The other roles of Tandem's Information Security Council include:

  1. Companywide communication:
    The council communicates security-related information throughout the organization through company newsletters, the Tandem TV network and an online bulletin board devoted exclusively to security-related issues. The bulletin board in particular is a centerpiece of the Tandem security program. It provides employees with:

    • A comprehensive listing of answers for virtually any security-related question

    • A full rundown of company security policies, such as ongoing responsibilities under nondisclosure agreements, document classification procedures, proper document disposal methods, and so on

    • A set of specific guidelines for giving information to suppliers, contractors, distributors and all other outside sources, and for handling sensitive materials entrusted to the company by outside sources.

  2. Educating employees:
    The council sends fliers to employees, outlining timely security news, posts displays in prominent locations and passes out assorted novelty items-such as posters and rubber stamps-emblazoned with security slogans.

  3. Serving as an information clearinghouse:
    The council addresses security-related issues and problems as they arise and is quickly accessible through a special security hot line.

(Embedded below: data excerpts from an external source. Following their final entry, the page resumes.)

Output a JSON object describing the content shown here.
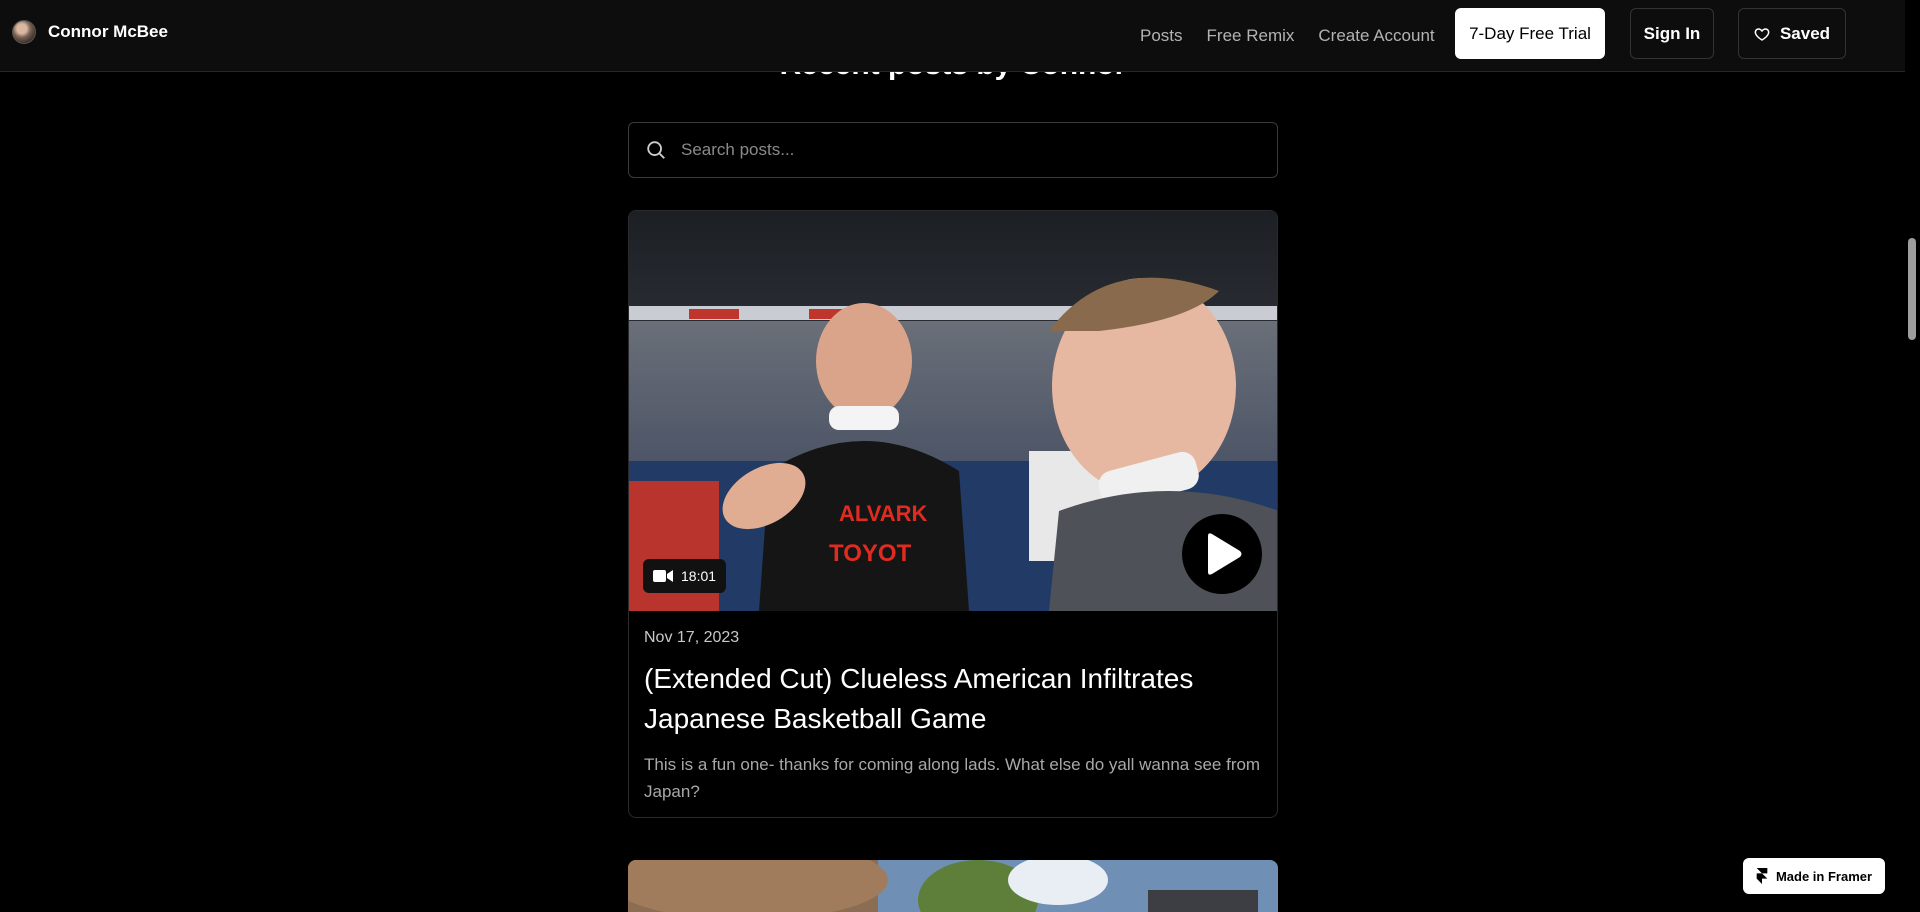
{
  "header": {
    "brand_name": "Connor McBee",
    "nav": [
      "Posts",
      "Free Remix",
      "Create Account"
    ],
    "trial_label": "7-Day Free Trial",
    "signin_label": "Sign In",
    "saved_label": "Saved"
  },
  "main": {
    "section_title": "Recent posts by Connor",
    "search_placeholder": "Search posts..."
  },
  "posts": [
    {
      "duration": "18:01",
      "date": "Nov 17, 2023",
      "title": "(Extended Cut) Clueless American Infiltrates Japanese Basketball Game",
      "excerpt": "This is a fun one- thanks for coming along lads. What else do yall wanna see from Japan?"
    }
  ],
  "badge": {
    "label": "Made in Framer"
  },
  "colors": {
    "background": "#000000",
    "header": "#0d0d0d",
    "text_muted": "#a8a8a8"
  }
}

  4. Overseeing information disposal:
    The council is responsible for ensuring that employees discard confidential information properly. Its job also involves monitoring and equipping each security area with special-confidential information disposal bins. Once they're collected, the employees should shred and re-cycle these materials.

  5. Overseeing relations with outside vendors:
    In conjunction with organization auditors, the council helps maintain oversight on all outside organizations with which the firm does business. It ensures that vendors adhere to the company's security requirements.

Information security is by no means only a big-corporation issue. If anything, the need often is greatest in smaller business, for which a single information leak can be extremely harmful, if not deadly. Nor is information security something that only the larger company can afford.

The steps described above show that a company, large or small, can institute an effective information-security program. An organization can perform this process inexpensively, especially in comparison with the more elaborate physical-security apparatus that may be in place, which still doesn't keep most competitive-intelligence operatives out of the company.

Personnel Journal, May 1993, Vol. 72, No. 5, p. 47.